STIDNATSIR.AC.ID – Keteladanan Politik Mohammad Natsir menjadi tema dihari keempat pada pelaksanaan Webinar dalam rangka Menyongsong 113 Tahun Mohammad Natsir. Yang disampaikan oleh Dr. Taufik Hidayat, MA. Ia menjadi pemateri pada sesi kedua yang dilaksanakan pada Rabu (14/07/2021). Pada pemamparannya ia menjelaskan bahwa keteladanan pak Natsir dalam dunia Politik patut diteladani. Dan keteladanan dari pak Natsir dilihat hal 3 hal. Pertama, keteladanan dalam segi Niat dalam politik.

Menurut pak Natsir berpolitik merupakan sebuah ibadah kepada Allah Subhanahu wa ta’ala, hal tersebut ia ungkapkan dalam beberapa artikel dengan mengutip QS. Az-Zariyat:56

وَمَا خَلَقْتُ الْجِنَّ وَالْاِنْسَ اِلَّا لِيَعْبُدُوْنِ
“Aku tidak menciptakan jin dan manusia melainkan agar mereka beribadah kepada-Ku.”

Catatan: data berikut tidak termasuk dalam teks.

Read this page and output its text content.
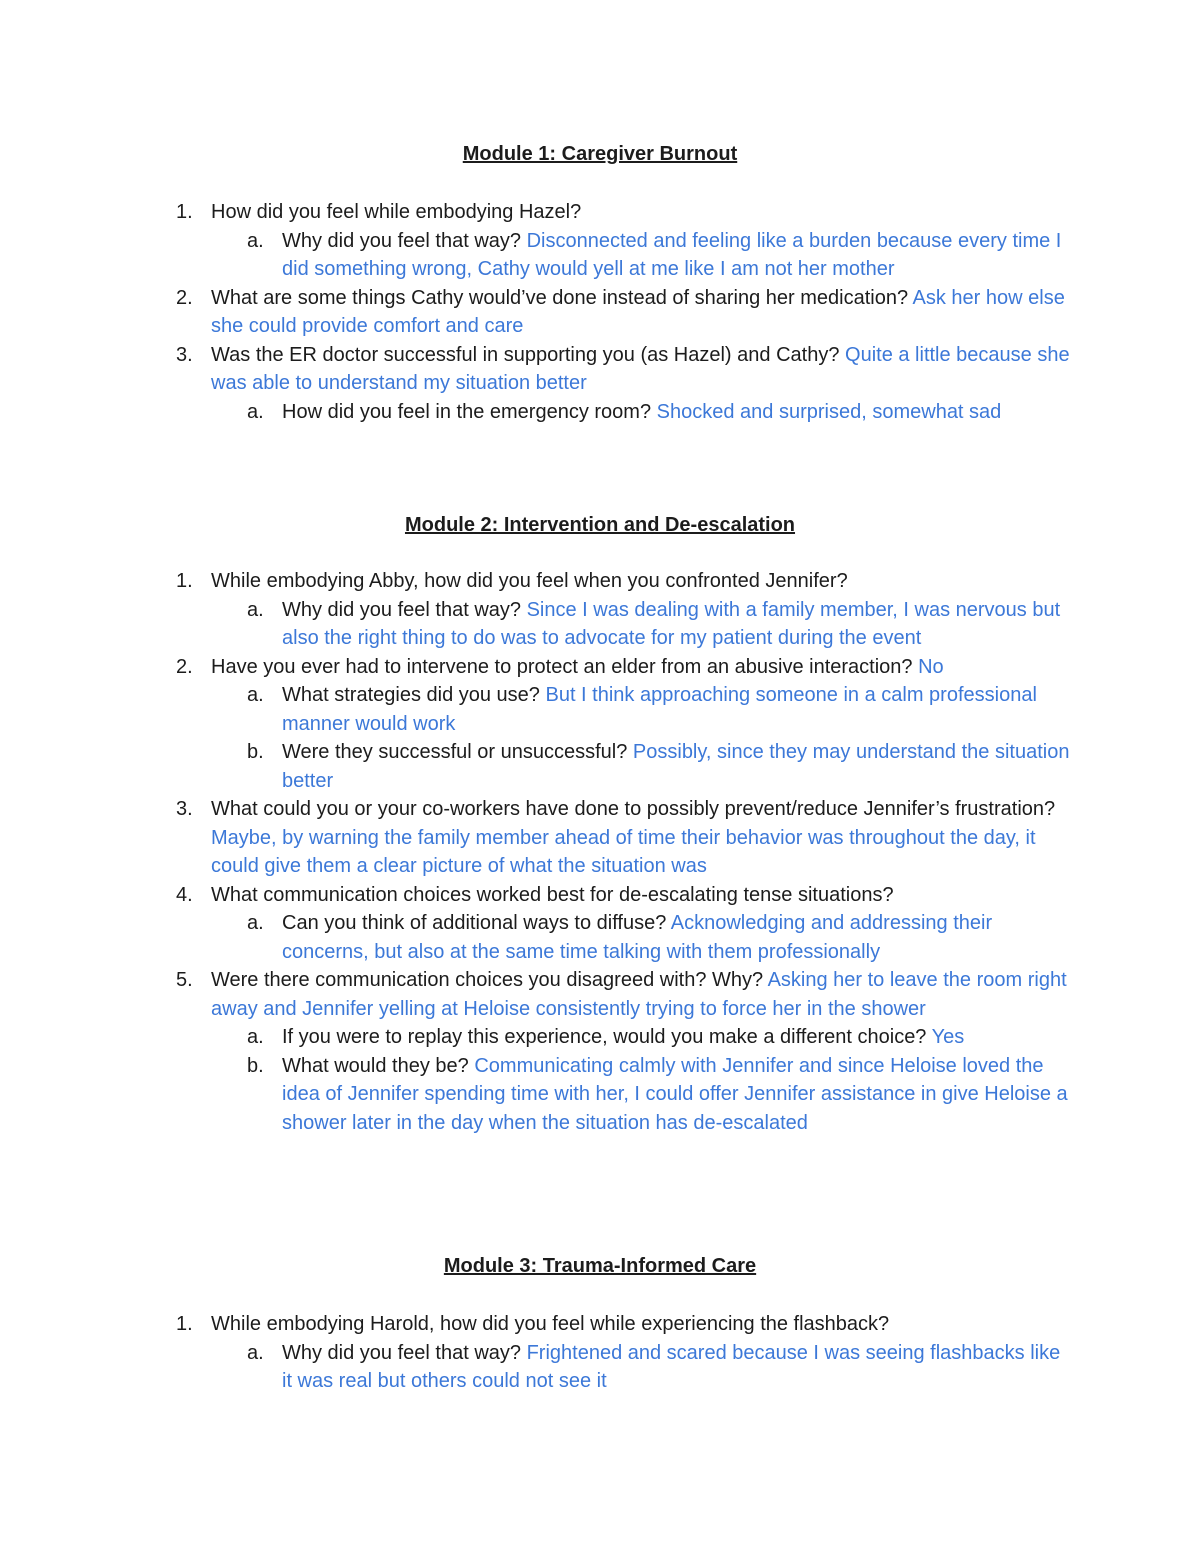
Module 1: Caregiver Burnout
1. How did you feel while embodying Hazel?
a. Why did you feel that way? Disconnected and feeling like a burden because every time I did something wrong, Cathy would yell at me like I am not her mother
2. What are some things Cathy would’ve done instead of sharing her medication? Ask her how else she could provide comfort and care
3. Was the ER doctor successful in supporting you (as Hazel) and Cathy? Quite a little because she was able to understand my situation better
a. How did you feel in the emergency room? Shocked and surprised, somewhat sad
Module 2: Intervention and De-escalation
1. While embodying Abby, how did you feel when you confronted Jennifer?
a. Why did you feel that way? Since I was dealing with a family member, I was nervous but also the right thing to do was to advocate for my patient during the event
2. Have you ever had to intervene to protect an elder from an abusive interaction? No
a. What strategies did you use? But I think approaching someone in a calm professional manner would work
b. Were they successful or unsuccessful? Possibly, since they may understand the situation better
3. What could you or your co-workers have done to possibly prevent/reduce Jennifer’s frustration? Maybe, by warning the family member ahead of time their behavior was throughout the day, it could give them a clear picture of what the situation was
4. What communication choices worked best for de-escalating tense situations?
a. Can you think of additional ways to diffuse? Acknowledging and addressing their concerns, but also at the same time talking with them professionally
5. Were there communication choices you disagreed with? Why? Asking her to leave the room right away and Jennifer yelling at Heloise consistently trying to force her in the shower
a. If you were to replay this experience, would you make a different choice? Yes
b. What would they be? Communicating calmly with Jennifer and since Heloise loved the idea of Jennifer spending time with her, I could offer Jennifer assistance in give Heloise a shower later in the day when the situation has de-escalated
Module 3: Trauma-Informed Care
1. While embodying Harold, how did you feel while experiencing the flashback?
a. Why did you feel that way? Frightened and scared because I was seeing flashbacks like it was real but others could not see it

Pak Natsir mengatakan bahwa ketika berpolitik bukan untuk menang dan kalah tetapi sebagai wujud amal shalih untuk mengurusi masyarakat.
Selanjutnya, Ia menganggap bahwa Islam adalah ideologi yang cocok dalam perpolitikan, dengan memegang hukum Al-Qur’an dan Sunnah, maka syariat Islam mampu ditegakkan di dunia politik. Sama halnya seperti kaum komunis yang menggunakan ideologi Marsis dalam perpolitikan mereka. Selama mengarungi kehidupan perpolitikan, pak Natsir Tidak mendendam walaupun ia menerima penindasan dan perbuatan zalim dari lawan politiknya.

Di antara bentuk kerja dari Pak Natsir Seperti bantuan yang ia lakukan kepada Soeharto terkait akses ke pemerintah Malaysia untuk pemulihan hubungan, mencari celah dengan cara melakukan pendekatan kepada pemerintah Kuwait untuk invertasi ke Indonesia dan melakukan pendekatan kepada pemerintah Jepang untuk memberikan bantuan pembangunan. Dan pada saat itu beliau sedang di berada di dalam bui ketika zaman Orde Baru, karena petisi 50.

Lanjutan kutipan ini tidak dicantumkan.